Катя… Моя русская подруга. Почти сестра. С каштановыми волнистыми волосами и серыми глазами в тени густых ресниц, которые, словно лучи, направлены к внешнему краю глаза. Невысокая, спортивная, с тонкими пальцами и гордой посадкой головы на красивой шее. То есть, она была такой. Ее уже нет, но всё это намертво влипло в мое сознание. Почему-то не целым, а таким иллюстрированным списком… Я легко перечислю ее особые приметы, но вот увидеть ее как видишь внутри себя портреты любимых людей, уже не могу. В языке ее была серьга, серебряная штанга с шариками – напоминание о тайне, которую она когда-то выболтала и таким оригинальным способом навек зареклась говорить лишнее. Ее улыбка была такой широкой, что казалась бесконечной.
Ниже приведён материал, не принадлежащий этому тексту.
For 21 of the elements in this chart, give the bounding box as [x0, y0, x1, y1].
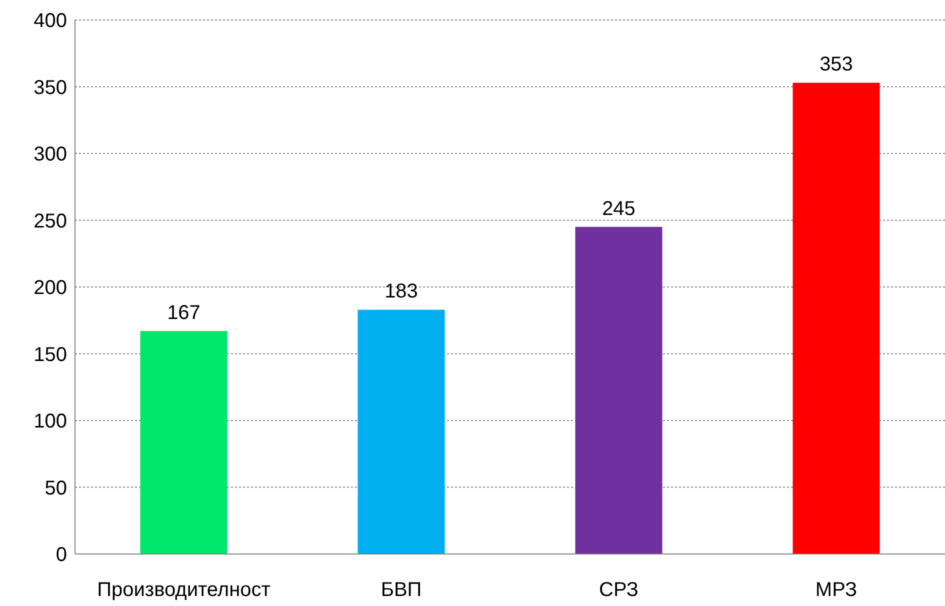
- data-label: 167: [167, 302, 200, 324]
- y-tick-label: 300: [34, 144, 67, 166]
- y-tick-label: 400: [34, 10, 67, 32]
- data-label: 183: [384, 280, 418, 303]
- x-tick-label: Производителност: [97, 579, 270, 602]
- y-tick-label: 200: [34, 277, 67, 300]
- y-tick-label: 100: [34, 410, 67, 433]
- y-tick-label: 0: [56, 544, 67, 566]
- bar: [575, 226, 662, 554]
- bar: [358, 310, 445, 554]
- data-label: 353: [820, 54, 853, 76]
- x-tick-label: МРЗ: [815, 579, 858, 602]
- bar: [792, 82, 880, 554]
- x-tick-label: БВП: [380, 579, 422, 602]
- x-tick-label: СРЗ: [599, 579, 638, 602]
- y-tick-label: 250: [34, 210, 67, 232]
- y-tick-label: 150: [34, 344, 67, 366]
- y-tick-label: 50: [44, 477, 67, 500]
- y-tick-label: 350: [34, 76, 67, 99]
- data-label: 245: [602, 198, 636, 220]
- bar: [140, 331, 228, 554]
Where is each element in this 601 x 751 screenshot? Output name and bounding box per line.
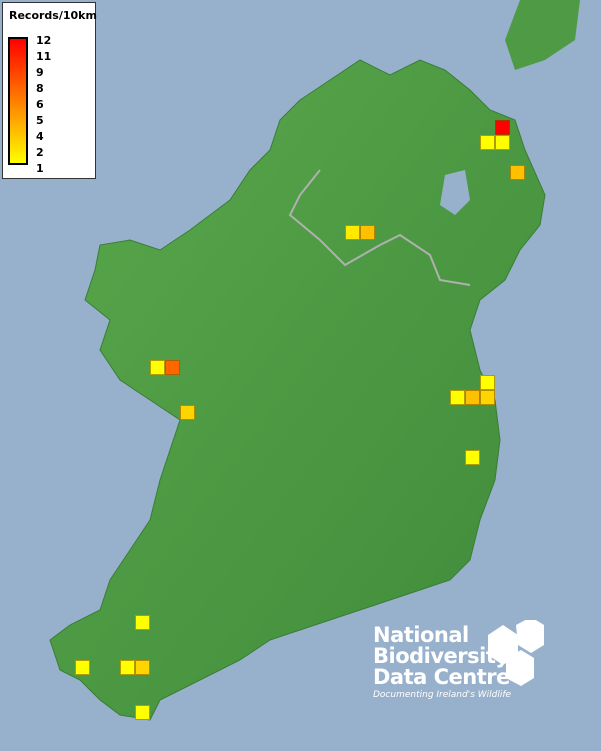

Когда она сердилась, то не кричала, не махала руками – наоборот, сжимала губы, глаза темнели, и взгляд замирал в одной точке. Катя смотрела в пустоту и только нервно подрагивающие ноздри выдавали душевное смятение. Она словно уходила внутри себя в потайной кабинет, где подобно алхимику разматывала длинные свитки человеческих несовершенств, сверялась, искала подходящий кусок текста и сопоставляла с только что произошедшим. Она изучала проявления Личности. Искала в них закономерности, выводила формулы. Каждый человек был для нее длинной запутанной формулой, где сочетались индивидуальные качества, умения, опыт и нечто неуловимое. Она высоко ценила тех, в ком было это Неуловимое. Даже если они были подонками. Я не очень понимаю, что это за ингредиент. Она называла его душой, но мне не хватало чуткости постигнуть суть этого слова.